The technique with allocation switching decreases DRAM energy consumption by 7.5 % on average over the 20 workloads, which corresponds to 1.6 % more reduction compared to the technique without the switching scheme.

Fig. 7.
figure 7

Normalized energy consumption of DRAM.

5.5 Area Overhead

An area overhead of our technique comes from a partitioning scheme. For cache usage monitoring, every 32nd cache set is sampled, so one UMON has 16 of 4 B counters and an ATD of 128 sets for a 4 MB 16-way set-associative cache. One ATD consists of 16 entries, each has one valid bit, 24-bit tag and 4-bit LRU information. So the total overhead of one UMON is 7.3 KB and the total overhead of cache usage monitoring for a quad-core processor is 29.25 KB. In a tag of the cache, 2-bit is added to identify the core that owns each block, the sum of the overheads for the cache is 16 KB. So the total overhead of the partitioning scheme for 4 MB 16-way set-associative cache is 45.25 KB, which is negligible compared to the size of the last-level cache.

6 Related Work

6.1 Reducing Write Overhead of STT-RAM

A write intensity predictor [1] is proposed to find a write intensive block and allocate the block to SRAM. This approach achieves high energy reduction of hybrid caches, but does not consider cache partitioning, and thus it may increase miss rates of the cache in some workloads, worsening the DRAM energy efficiency. Obstruction-aware cache management technique (OAP) [16] increases the efficiency of a last-level STT-RAM cache by bypassing some application that has no merits of using the last-level cache. The technique collects information on latency, number of accesses, and miss rates of the applications in a period and exploits the data for the detection of bypassing applications. But the target of this technique is a pure STT-RAM cache, so it can not be applied directly to hybrid caches.
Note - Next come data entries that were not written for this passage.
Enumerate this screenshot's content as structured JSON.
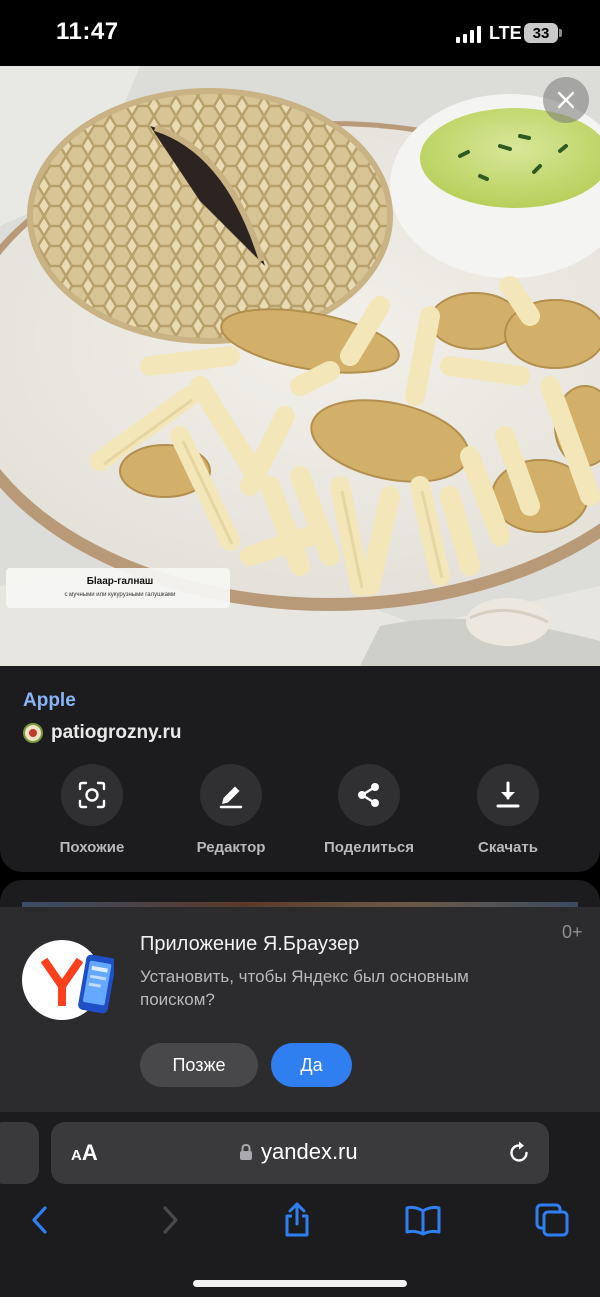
{
  "status_bar": {
    "time": "11:47",
    "network": "LTE",
    "battery_level": "33"
  },
  "image_viewer": {
    "photo_caption_title": "Бlаар-галнаш",
    "photo_caption_subtitle": "с мучными или кукурузными галушками",
    "close_icon": "close-icon"
  },
  "source": {
    "title": "Apple",
    "site": "patiogrozny.ru"
  },
  "actions": [
    {
      "label": "Похожие",
      "icon": "scan-icon"
    },
    {
      "label": "Редактор",
      "icon": "pencil-icon"
    },
    {
      "label": "Поделиться",
      "icon": "share-icon"
    },
    {
      "label": "Скачать",
      "icon": "download-icon"
    }
  ],
  "banner": {
    "title": "Приложение Я.Браузер",
    "description": "Установить, чтобы Яндекс был основным поиском?",
    "age_rating": "0+",
    "later_label": "Позже",
    "yes_label": "Да"
  },
  "browser": {
    "aa_small": "A",
    "aa_large": "A",
    "url": "yandex.ru"
  },
  "colors": {
    "accent_blue": "#2f7ff0",
    "source_title": "#8ab4f8",
    "card_bg": "#1c1c1e",
    "banner_bg": "#2c2c2e"
  }
}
A lot of researches [3, 8, 9, 14, 17, 18] utilize a migration technique for adapting block placements, but in our proposed partitioning technique, a conventional migration scheme [17] can reduce the energy efficiency of hybrid caches by breaking the partitioning decision.

6.2 Cache Partitioning for Energy Saving

Cooperative partitioning technique [15] is proposed to save energy consumption of a shared cache. In this technique, a partition is aligned physically and unused ways are disabled to reduce static power consumption. But this technique does not consider hybrid caches, and thus the block placement problem should be solved to apply this technique to hybrid caches. Writeback-aware partitioning [19] assumes an off-chip memory of phase change RAM (PRAM) and reduces the number of write operations in PRAM by dynamic partitioning of a shared cache to decrease the energy consumption of the write-inefficient memory.

7 Conclusion

We address the potential of the dynamic cache partitioning technique for reducing energy consumption of hybrid caches. We propose an energy-efficient partitioning technique for hybrid caches in which the number of blocks installed by a core is adaptively balanced between SRAM and STT-RAM while satisfying a partitioning decision. If a miss is caused by a store miss in the upper-level cache, the corresponding block is placed in SRAM. If the miss is originated from a load miss in the upper-level cache, a new block can be placed in either SRAM or STT-RAM according to the number of blocks installed by the core in SRAM. In addition, we apply the allocation switching technique to avoid too much unbalanced use of SRAM or STT-RAM. The simulation results show that our partitioning technique improves the performance of the multi-core system by 6.7 % on average, saves the energy consumption of the hybrid cache by 16.6 %, and reduces the DRAM energy by 7.5 % compared to the state-of-the-art migration-based hybrid cache management technique.